Friday, March 09, 2007

Book Review: India Unbound, by Gurcharan Das

Book Review: India Unbound, by Gurcharan Das


It was the worst of times, a time of subjugation. It was followed by the nastiest of times, a time of clipped wings and lame accomplishments--until we had the best of times, the time of liberalization and encouraging growth. The time in which we live today.

That’s how Gurcharan Das portrays the three different economic eras India has had to encounter: pre-independence, post-independence till 1991, and from 1991 till present. In his book, India Unbound, Das has neatly chronicled the factors that influenced (or crippled) the country’s economic and business growth in each distinct period.

The book starts with the pre-independence era, when India was ruled by imperial masters. Surely, imperialism was never about facilitating prosperity and development in one’s colonies. So, we aren’t surprised to learn that under the Brits, India recorded dismal progress. But it was in the post-independence era where we really failed to realize our economic goals, and the prime reason for that, according to Das, was Nehru’s socialist-oriented policies. Profit is evil, is what Nehru promulgated.

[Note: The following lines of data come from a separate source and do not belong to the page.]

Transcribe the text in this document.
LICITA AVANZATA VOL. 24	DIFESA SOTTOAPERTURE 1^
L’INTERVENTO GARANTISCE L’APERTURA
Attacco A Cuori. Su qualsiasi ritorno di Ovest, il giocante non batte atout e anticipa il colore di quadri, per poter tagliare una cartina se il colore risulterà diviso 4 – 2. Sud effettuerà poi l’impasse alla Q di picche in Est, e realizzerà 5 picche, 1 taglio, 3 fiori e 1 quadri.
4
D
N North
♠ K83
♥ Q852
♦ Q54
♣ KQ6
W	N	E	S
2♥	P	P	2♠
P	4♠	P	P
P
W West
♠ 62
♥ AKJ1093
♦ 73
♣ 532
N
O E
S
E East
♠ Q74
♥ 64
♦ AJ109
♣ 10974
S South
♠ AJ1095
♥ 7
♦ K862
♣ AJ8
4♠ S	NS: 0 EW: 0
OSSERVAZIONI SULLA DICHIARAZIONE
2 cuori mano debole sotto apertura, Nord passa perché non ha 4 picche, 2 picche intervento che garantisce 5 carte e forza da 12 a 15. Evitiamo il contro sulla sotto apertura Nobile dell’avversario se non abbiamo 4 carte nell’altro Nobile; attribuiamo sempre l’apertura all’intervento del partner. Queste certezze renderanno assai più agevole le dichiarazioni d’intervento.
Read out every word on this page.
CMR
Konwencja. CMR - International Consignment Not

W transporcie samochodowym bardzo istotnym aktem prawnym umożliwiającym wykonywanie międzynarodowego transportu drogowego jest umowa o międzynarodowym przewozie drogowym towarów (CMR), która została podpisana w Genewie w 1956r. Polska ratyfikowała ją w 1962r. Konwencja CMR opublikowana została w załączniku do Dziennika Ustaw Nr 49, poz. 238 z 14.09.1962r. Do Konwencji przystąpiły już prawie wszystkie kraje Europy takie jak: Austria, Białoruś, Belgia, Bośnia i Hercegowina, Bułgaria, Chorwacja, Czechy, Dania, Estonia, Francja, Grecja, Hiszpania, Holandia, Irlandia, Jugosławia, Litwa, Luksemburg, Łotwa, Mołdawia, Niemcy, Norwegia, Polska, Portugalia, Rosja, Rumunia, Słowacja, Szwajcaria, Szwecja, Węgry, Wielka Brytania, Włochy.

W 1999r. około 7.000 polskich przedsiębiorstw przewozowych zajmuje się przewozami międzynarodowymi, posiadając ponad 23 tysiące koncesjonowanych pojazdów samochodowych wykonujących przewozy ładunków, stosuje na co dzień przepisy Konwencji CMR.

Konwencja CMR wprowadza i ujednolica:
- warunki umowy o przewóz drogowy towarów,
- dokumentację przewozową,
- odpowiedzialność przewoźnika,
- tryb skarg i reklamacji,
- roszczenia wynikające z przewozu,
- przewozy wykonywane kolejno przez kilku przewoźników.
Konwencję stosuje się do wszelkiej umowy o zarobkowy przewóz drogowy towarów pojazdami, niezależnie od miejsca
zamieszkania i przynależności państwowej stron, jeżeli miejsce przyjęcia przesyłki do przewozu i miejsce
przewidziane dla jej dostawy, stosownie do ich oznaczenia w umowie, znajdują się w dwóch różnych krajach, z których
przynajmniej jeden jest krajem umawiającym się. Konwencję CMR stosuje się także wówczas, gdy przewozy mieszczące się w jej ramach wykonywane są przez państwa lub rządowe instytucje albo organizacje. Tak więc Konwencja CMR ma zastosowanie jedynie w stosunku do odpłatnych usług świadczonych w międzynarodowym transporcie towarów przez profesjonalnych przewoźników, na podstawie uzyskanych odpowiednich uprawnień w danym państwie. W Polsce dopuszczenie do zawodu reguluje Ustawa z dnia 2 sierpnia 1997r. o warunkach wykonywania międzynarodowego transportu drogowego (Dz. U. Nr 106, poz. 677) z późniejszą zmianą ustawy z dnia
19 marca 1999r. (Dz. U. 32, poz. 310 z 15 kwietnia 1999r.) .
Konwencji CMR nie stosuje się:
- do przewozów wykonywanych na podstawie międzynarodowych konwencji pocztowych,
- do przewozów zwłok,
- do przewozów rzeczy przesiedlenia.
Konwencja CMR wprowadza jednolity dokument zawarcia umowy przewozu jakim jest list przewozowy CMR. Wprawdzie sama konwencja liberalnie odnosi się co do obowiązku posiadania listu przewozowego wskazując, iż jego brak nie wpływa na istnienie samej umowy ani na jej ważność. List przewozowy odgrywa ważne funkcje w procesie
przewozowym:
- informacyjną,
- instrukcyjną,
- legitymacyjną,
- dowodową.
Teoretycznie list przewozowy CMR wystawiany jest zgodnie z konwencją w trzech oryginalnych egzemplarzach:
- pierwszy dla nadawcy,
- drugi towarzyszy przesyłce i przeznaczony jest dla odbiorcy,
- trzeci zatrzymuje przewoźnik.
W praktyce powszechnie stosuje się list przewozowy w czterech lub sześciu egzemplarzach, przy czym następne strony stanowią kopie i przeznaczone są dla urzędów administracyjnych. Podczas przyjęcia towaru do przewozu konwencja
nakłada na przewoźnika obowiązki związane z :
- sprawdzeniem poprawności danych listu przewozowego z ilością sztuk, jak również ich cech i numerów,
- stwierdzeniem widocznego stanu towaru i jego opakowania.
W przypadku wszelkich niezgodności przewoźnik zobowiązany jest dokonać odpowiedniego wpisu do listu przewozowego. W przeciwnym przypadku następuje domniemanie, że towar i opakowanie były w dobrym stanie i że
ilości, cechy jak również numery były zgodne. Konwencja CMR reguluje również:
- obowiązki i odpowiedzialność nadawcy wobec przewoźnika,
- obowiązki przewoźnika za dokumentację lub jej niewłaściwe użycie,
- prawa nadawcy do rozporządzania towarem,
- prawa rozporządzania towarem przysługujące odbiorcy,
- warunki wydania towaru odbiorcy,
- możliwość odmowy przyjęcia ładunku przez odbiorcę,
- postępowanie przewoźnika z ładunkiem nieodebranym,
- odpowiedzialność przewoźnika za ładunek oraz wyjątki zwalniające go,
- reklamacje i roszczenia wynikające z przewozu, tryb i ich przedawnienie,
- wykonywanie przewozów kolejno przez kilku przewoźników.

If India was dismal, economically, under Pt. Nehru, then under Indira Gandhi, it was further wretched, with all manner of draconian controls being imposed on Indian industry. License Raj wouldn’t let companies expand or produce over a government-specified limit. Pricing was controlled. MRTP and FERA made business houses bleed. With no foreign competition, Indian companies cared minimally for the quality of their products or services. PSUs enjoyed monopoly in their sectors… Das pictures this era very intensely; perhaps he experienced it most intimately as the head of P&G in India.

Finally, the book reveals the new dawn, the golden year of 1991 when India had to – forcibly, I dare say – liberalize and deregulate its economy, scrap all the “stupid” controls, and open its market for foreign companies. The rest, as they say, is history.

Das also speaks about the magnates of Indian industry, who ruled in their respective eras. Be it Ambani’s all too familiar rags-to-riches story, or JRD’s (who use to pay a whopping 97% tax) meeting with Nehru, or the mention of first generation IT czars of India – Das describes them all very neatly. Insight into the personality and enterprising attitude of the Merwari community is also well-presented in a chapter dedicated to the community. Another chapter deals with the confident and burgeoning Indian middle-class, which is now the backbone of the Indian economy.

This book is a must-read for every Indian, and for anyone who wants to understand the factors that have and are shaping the contemporary Indian psyche, which, unlike the past, is now progressive, assertive, confident, and vibrant. And also because we should understand this age, the age in which India will be ushered towards awaiting glory.